When the entity (in the US, typically a county sheriff or designee) auctions a foreclosed property the noteholder may set the starting price as the remaining balance on the mortgage loan. However, there are a number of issues that affect how pricing for properties is considered, including bankruptcy rulings. In a weak market, the foreclosing party may set the starting price at a lower amount if it believes the real estate securing the loan is worth less than the remaining principal of the loan. Time from notice of foreclosures to actual property sales depends on many factors, such as the method of foreclosure (judicial or non-judicial).
There are exceptions to this rule. If the mortgage is a non-recourse debt (which is often the case with owner-occupied residential mortgages in the U.S.), lender may not go after borrower's assets to recoup his losses. Lender's ability to pursue deficiency judgment may be restricted by state laws. In California and some other US states, original mortgages (the ones taken out at the time of purchase) are typically non-recourse loans; however, refinanced loans and home equity lines of credit are not.

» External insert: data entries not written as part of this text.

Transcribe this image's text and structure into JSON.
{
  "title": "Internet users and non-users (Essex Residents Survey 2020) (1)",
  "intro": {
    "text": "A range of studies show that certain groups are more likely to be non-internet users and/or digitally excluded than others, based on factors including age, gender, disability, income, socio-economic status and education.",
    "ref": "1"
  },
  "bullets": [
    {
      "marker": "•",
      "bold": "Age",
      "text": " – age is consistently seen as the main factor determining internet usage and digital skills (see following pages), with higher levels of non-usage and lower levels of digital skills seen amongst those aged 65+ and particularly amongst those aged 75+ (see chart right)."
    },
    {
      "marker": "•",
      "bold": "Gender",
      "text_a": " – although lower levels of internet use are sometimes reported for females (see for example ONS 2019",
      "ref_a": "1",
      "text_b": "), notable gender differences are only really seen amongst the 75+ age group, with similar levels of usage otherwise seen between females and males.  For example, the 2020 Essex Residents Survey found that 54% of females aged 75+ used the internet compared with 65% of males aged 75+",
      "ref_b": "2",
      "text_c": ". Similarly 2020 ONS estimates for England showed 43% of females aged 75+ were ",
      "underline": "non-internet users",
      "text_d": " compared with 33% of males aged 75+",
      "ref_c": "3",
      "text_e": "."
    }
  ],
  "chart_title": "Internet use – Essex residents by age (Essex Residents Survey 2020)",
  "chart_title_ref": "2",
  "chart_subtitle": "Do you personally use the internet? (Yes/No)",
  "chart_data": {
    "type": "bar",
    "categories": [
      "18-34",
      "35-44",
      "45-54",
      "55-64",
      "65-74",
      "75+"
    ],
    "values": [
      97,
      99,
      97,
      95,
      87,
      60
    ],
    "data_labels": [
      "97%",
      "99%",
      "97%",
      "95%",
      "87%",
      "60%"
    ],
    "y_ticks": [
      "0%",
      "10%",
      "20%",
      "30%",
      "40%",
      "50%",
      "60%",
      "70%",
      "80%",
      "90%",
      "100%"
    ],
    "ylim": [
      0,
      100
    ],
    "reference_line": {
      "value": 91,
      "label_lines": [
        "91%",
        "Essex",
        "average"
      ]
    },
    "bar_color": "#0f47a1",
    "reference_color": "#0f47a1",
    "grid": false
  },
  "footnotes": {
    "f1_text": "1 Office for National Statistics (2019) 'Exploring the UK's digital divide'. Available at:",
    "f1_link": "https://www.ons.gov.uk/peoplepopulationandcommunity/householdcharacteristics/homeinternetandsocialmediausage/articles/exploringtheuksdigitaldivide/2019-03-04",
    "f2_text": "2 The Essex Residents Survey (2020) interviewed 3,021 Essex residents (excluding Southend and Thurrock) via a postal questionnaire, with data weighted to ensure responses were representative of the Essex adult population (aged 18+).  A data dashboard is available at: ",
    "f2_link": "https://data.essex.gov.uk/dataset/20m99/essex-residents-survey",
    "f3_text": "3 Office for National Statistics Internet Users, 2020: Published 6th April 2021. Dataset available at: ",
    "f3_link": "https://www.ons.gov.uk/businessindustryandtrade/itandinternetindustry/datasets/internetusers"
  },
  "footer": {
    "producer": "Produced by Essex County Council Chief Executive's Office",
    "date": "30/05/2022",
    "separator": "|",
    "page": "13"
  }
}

Rent to own homes offer a popular alternative for bargain home buyers and sellers. For buyers who do not have an adequate downpayment available, or are having difficulty qualifying for a traditional home loan, a rent to own (also referred to as 'lease option', 'lease to own', or 'owner financed') agreement can provide a smoother path to homeownership. In a rent to own arrangement, the buyer and seller typically agree to designate a portion of the monthly rent paid is applied to the purchase of the property. The home's purchase price is usually agreed to in advance so there is reduced risk of an increased price at the future purchase date.
As the end of the rent-to-own contract nears, it’s a smart idea to address any minor problems that the home inspection turned up. It’s also a good idea to make small cosmetic improvements and upgrades as needed, if possible, to help increase the value of the home prior to applying for a mortgage loan. It’s called sweat equity … and it can make a big difference when it’s time to negotiate favorable mortgage loan terms.